Une esquisse du Repentir du Grand Condé identifiée à Bordeaux


2/12/17 - Découverte - Bordeaux - Le tableau était identifié comme une œuvre du XVIIIe siècle représentant un homme en armure (Louis XIV ?), le Temps et trois figures allégoriques, dans une vente sans catalogue à l’hôtel des ventes des Chartrons de Bordeaux (ill. 1). L’estimation était de seulement 300 € mais de nombreux amateurs l’avaient repéré et son prix s’est envolé très haut1.


JPEG - 289.5 ko
1. Michel Corneille le Jeune (1642-1708)
Le Repentir du Grand Condé
Huile sur toile - 66 x 80 cm
Vente Hôtel des Chartrons le 29 novembre 2017
Photo : Hôtel des Chartrons
Voir l'image dans sa page
JPEG - 317.9 ko
2. Michel Corneille le Jeune (1642-1708)
Le Repentir du Grand Condé
Huile sur toile - 290 x 332 cm
Chantilly, Musée Condé
Photo : RMN-GP/R.-G. Ojeda
Voir l'image dans sa page

Il n’était en effet pas compliqué de reconnaître le Grand Condé dans le personnage principal, et non Louis XIV. Et il suffisait alors - à supposer qu’on ne connaisse pas le grand tableau - d’ouvrir le catalogue de la récente exposition consacrée au Grand Condé à Chantilly (voir notre article) pour trouver une reproduction de celui-ci en page 79 (ill. 2).
Il s’agit du Repentir du Grand Condé par Michel II Corneille qui se trouve au centre de la galerie des Batailles du château de Chantilly. La composition de l’esquisse est semblable à celle de l’œuvre achevée, même si l’on compte de nombreuses différences de détails : la disposition d’un bras de la Renommée de gauche, la position des jambes et la draperie rouge du Grand Condé, la position du Temps...

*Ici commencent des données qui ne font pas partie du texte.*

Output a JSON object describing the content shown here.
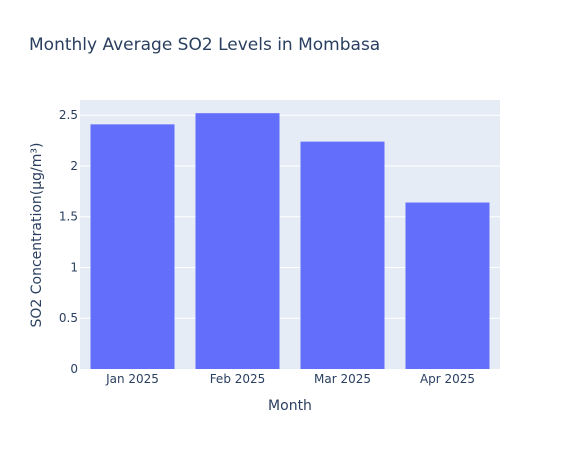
{
  "chart_data": {
    "type": "bar",
    "title": "Monthly Average SO2 Levels in Mombasa",
    "xlabel": "Month",
    "ylabel": "SO2 Concentration(μg/m³)",
    "categories": [
      "Jan 2025",
      "Feb 2025",
      "Mar 2025",
      "Apr 2025"
    ],
    "values": [
      2.41,
      2.52,
      2.24,
      1.64
    ],
    "ylim": [
      0,
      2.65
    ],
    "yticks": [
      0,
      0.5,
      1,
      1.5,
      2,
      2.5
    ],
    "ytick_labels": [
      "0",
      "0.5",
      "1",
      "1.5",
      "2",
      "2.5"
    ],
    "grid": true,
    "colors": {
      "bar": "#636efa",
      "plot_bg": "#e5ecf6",
      "text": "#2a3f5f"
    }
  }
}
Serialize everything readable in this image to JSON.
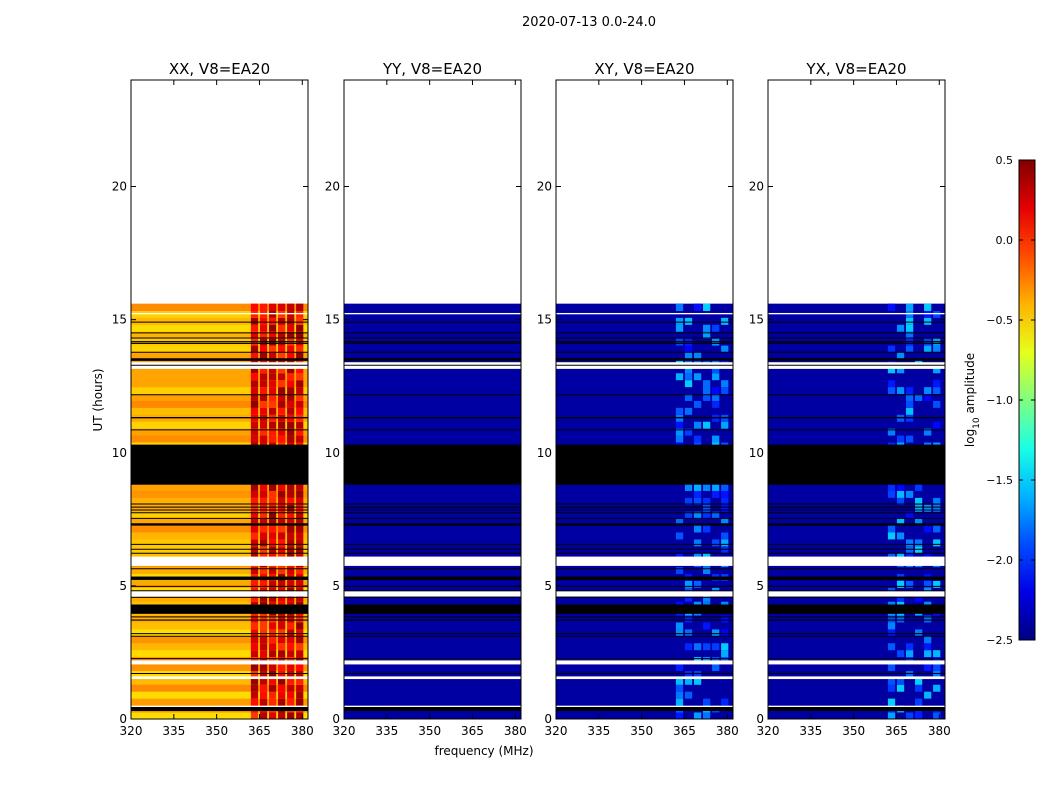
{
  "figure_title": "2020-07-13 0.0-24.0",
  "xlabel": "frequency (MHz)",
  "ylabel": "UT (hours)",
  "colorbar": {
    "label_prefix": "log",
    "label_sub": "10",
    "label_suffix": " amplitude",
    "ticks": [
      "0.5",
      "0.0",
      "−0.5",
      "−1.0",
      "−1.5",
      "−2.0",
      "−2.5"
    ],
    "range": [
      -2.5,
      0.5
    ],
    "colormap": "jet"
  },
  "chart_data": [
    {
      "type": "heatmap",
      "title": "XX, V8=EA20",
      "xlim": [
        320,
        382
      ],
      "ylim": [
        0,
        24
      ],
      "x_ticks": [
        "320",
        "335",
        "350",
        "365",
        "380"
      ],
      "y_ticks": [
        "0",
        "5",
        "10",
        "15",
        "20"
      ],
      "data_end_hours": 15.6,
      "typical_log_amplitude": -0.4,
      "rfi_band_MHz": [
        362,
        381
      ],
      "rfi_log_amplitude": 0.2
    },
    {
      "type": "heatmap",
      "title": "YY, V8=EA20",
      "xlim": [
        320,
        382
      ],
      "ylim": [
        0,
        24
      ],
      "x_ticks": [
        "320",
        "335",
        "350",
        "365",
        "380"
      ],
      "y_ticks": [
        "0",
        "5",
        "10",
        "15",
        "20"
      ],
      "data_end_hours": 15.6,
      "typical_log_amplitude": -2.4
    },
    {
      "type": "heatmap",
      "title": "XY, V8=EA20",
      "xlim": [
        320,
        382
      ],
      "ylim": [
        0,
        24
      ],
      "x_ticks": [
        "320",
        "335",
        "350",
        "365",
        "380"
      ],
      "y_ticks": [
        "0",
        "5",
        "10",
        "15",
        "20"
      ],
      "data_end_hours": 15.6,
      "typical_log_amplitude": -2.4,
      "rfi_band_MHz": [
        362,
        381
      ],
      "rfi_log_amplitude": -1.5
    },
    {
      "type": "heatmap",
      "title": "YX, V8=EA20",
      "xlim": [
        320,
        382
      ],
      "ylim": [
        0,
        24
      ],
      "x_ticks": [
        "320",
        "335",
        "350",
        "365",
        "380"
      ],
      "y_ticks": [
        "0",
        "5",
        "10",
        "15",
        "20"
      ],
      "data_end_hours": 15.6,
      "typical_log_amplitude": -2.4,
      "rfi_band_MHz": [
        362,
        381
      ],
      "rfi_log_amplitude": -1.5
    }
  ]
}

Nous reprenons ici la description du tableau tel qu’elle se trouve dans le catalogue de l’exposition citée plus haut : le Grand Condé, « représenté en Imperator, foule aux pieds les phylactères qui mentionnent ses victoires militaires contre le roi de France, retient la trompette qu’une Renommée allait emboucher en lui intimant le silence [...] et incite une deuxième Renommée à proclamer son repentir [...]. Assise près de lui, Clio, la Muse de l’histoire, arrache des pages d’un livre [...], près d’une figure qui incarne le Temps terrassé, ne laissant qu’une couronne de laurier flétri ». Rappelons que le prince était, entre 1653 et 1659, passé au service des Espagnols contre Louis XIV avant d’être finalement pardonné par le roi et de reprendre son rang. Cette peinture évoque donc un épisode peu glorieux de sa carrière tout en lui donnant malgré tout un rôle positif : dans le tableau définitif, deux pages arrachées par le Temps gisent au sol et permettent de lire que le prince, conscient de la supériorité des Français à la bataille des Dunes, s’oppose à Don Juan d’Autriche dont il est pourtant l’allié.


JPEG - 329.7 ko
3. D’après (?) Pierre-Paul Rubens (1577-1640)
Les Horreurs de la guerre
Huile sur papier marouflé sur panneau - 48 x 75 cm
Vente Drouot Estimation le 1er décembre 2017
Photo : Drouot Estimation
Voir l'image dans sa page

Si l’attribution de ce tableau à Michel Corneille le Jeune ne semble pas faire de doute, il n’en va pas autant d’une huile sur papier (ill. 3) qui passait en vente chez Drouot Estimations, hier 1er décembre, comme « d’après Rubens » (elle était autrefois donnée au maître lui même).
Celle-ci, qui a suscité beaucoup d’intérêt, s’est vendue près de 230 000 € avec les frais2 (sur une estimation de 6 à 8 000). Les enchérisseurs et l’acheteur final sont donc convaincus, à un prix pareil, d’avoir acquis une authentique esquisse de Rubens pour Les Horreurs de la guerre du Palazzo Pitti à Florence. L’avenir dira s’ils ont eu raison...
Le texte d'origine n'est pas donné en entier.